Uzun süredir meydan'da olan bir sorun daha "Boğazlar" başında bir Türk yetkilinin bulunduğu bu "Boğazlar Komisyonu" artık tarih olmalıydı.Başkomutan Mustafa Kemal Paşa,Fevzi ve İsmet Paşaları yanına çağırtarak kısa bir görüşme yaptı ardından İsmet Paşa'ya bunu bürokratik yollarla halledeceğiz fakat dedi Fevzi Paşaya dönerek eğer olmaz ise iş sende Fevzi Paşam.Oda da ki herkes gergin ama gururluydu böylece Montrö Boğazlar Görüşmesi başlamış oldu.
Gelen bir haber bizi çok üzüyordu diğer haber'de elbette üzücüydü ama ilki kadar değildi.Gazi'nin sağlığı iyi gitmiyordu.Hastaydı ve vasiyetini yazmıştı bu vasiyet tüm yurtta büyük bir telaş uyandırmıştı koca bir çınar en verimli zamanın da aramızdan ayrılacakmıydı.Şüphesiz hiç bir Türk Gazi'ye bu durumu kabullenemiyordu.
Bu üzücü olayın biraz ardından sevindirici bir haber geldi.Nuri Demirdağ & Vecihi Hürkuş gibi isimler Hükümetin desteği ile fabrikalarını geliştirmiş ve seri üretime geçmişti.Bu haber yurtta büyük bir sevinç dünyada ise bir şaşkınlık yarattı daha 50 yıl önce kendi lokomotifini üretemeyen Türkler şimdi uçak üretiyordu.
Gazi Paşanın emri ile askeri okullar açılmaya devam ediyor şüphesiz bu geleceğimize büyük katkı sağlayacak ve belkide....
Askeri komuta kadememizi bir eğitime tabi tutuyoruz ortalama 2 Ay sürmesi bekleniyor bu eğitimle ordumuz modern doktrinlere sahip olacaktır.
Trakya Manevraları Bizzat Gazi'nin emriyle başlatıldı ve bitti.Operasyona tam tamına 200 Bin Asker katıldı ve büyük bir başarı sağladı bu Operasyon.
Yine Dünyadan bir haber daha geliyor Komünistler 4.Enternasyonel Kongreleresini Pariste yapıyor olaya manşetlere Troçki-Stalin kavgasını gündeme getiriyor.

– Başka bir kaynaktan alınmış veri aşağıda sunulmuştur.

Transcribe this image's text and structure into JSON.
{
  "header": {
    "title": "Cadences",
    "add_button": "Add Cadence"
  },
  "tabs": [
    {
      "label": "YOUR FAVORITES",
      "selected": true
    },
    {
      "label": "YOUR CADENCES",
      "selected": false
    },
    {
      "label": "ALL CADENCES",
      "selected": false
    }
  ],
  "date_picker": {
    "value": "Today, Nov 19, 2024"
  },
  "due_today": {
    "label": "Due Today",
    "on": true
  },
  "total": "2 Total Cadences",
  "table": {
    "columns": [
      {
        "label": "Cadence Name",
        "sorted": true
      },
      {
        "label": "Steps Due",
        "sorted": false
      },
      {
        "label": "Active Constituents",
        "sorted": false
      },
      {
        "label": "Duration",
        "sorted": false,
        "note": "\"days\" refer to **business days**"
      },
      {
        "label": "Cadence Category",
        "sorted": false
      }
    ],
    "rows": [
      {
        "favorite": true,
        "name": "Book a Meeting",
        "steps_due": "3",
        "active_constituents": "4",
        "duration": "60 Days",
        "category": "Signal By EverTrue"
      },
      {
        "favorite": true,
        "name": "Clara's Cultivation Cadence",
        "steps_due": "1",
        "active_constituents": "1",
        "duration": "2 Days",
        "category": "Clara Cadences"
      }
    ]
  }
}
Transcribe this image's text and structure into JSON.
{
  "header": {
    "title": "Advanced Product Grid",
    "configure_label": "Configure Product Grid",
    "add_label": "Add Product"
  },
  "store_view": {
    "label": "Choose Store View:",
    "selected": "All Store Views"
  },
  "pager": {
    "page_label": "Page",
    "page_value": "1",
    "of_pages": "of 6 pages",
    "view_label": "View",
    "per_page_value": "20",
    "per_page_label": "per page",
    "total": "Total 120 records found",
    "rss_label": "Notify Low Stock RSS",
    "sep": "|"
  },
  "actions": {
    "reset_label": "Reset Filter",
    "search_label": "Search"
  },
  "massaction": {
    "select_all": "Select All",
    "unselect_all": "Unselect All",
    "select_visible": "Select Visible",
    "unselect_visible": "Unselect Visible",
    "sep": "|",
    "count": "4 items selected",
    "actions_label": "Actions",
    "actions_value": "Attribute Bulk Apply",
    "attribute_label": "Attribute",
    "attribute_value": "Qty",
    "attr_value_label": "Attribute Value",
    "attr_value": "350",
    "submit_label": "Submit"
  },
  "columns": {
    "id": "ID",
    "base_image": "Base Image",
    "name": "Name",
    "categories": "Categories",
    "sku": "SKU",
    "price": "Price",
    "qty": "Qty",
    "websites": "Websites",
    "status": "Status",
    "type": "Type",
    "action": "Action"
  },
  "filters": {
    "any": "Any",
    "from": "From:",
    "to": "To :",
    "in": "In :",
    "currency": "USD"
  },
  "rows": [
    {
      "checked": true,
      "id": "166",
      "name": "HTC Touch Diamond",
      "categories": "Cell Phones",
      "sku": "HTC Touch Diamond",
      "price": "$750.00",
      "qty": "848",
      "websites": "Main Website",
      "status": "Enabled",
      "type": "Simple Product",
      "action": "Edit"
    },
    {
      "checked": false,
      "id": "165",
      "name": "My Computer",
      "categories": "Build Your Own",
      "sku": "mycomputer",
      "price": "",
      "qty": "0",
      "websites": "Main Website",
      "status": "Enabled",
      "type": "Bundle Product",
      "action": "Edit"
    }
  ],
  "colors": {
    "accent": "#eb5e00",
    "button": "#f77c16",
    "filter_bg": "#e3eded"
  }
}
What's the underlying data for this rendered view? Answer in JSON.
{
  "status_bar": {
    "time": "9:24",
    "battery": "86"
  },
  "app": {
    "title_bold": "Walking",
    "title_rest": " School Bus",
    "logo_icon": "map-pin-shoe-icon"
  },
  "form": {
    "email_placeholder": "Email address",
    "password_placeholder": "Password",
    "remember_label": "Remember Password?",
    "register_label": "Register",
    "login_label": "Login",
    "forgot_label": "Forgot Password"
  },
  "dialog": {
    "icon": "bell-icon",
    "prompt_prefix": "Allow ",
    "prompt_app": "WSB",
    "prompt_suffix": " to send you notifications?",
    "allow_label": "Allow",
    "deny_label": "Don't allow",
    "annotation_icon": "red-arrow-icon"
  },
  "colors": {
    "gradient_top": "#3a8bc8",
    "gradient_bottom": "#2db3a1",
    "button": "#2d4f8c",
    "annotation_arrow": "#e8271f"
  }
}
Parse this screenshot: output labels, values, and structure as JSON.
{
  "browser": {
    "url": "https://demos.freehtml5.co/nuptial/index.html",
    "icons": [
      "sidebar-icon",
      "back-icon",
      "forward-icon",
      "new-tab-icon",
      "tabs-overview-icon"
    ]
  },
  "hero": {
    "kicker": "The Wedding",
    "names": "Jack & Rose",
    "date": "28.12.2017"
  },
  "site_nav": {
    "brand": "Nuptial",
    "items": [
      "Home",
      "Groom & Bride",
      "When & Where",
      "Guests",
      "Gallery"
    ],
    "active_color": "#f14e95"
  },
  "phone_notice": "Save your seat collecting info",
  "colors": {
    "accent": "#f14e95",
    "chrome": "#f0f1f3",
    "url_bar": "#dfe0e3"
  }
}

3 Yeni haber ile sarsılıyor dünya.İngiltere ve Fransa tekrar müttefik oluyor bu bize yeni bir savaşın işareti gibi geliyor açıkçası.İkincisi ise Münih Antlaşması ile Çekoslovakya parçalanmaya başlıyor Almanlar tarafından şimdilik Sutedland'ı kaybetseler de geleceği kim bilebilir bunun haricinde Macarlar'da Trianon antlaşamasını reddettiklerini açıklıyorlar dünyada neler oluyor böyle.
Mustafa Kemal Paşa Hatay meselesini gündeme taşıyor ve bölgede referanduma gidiyor.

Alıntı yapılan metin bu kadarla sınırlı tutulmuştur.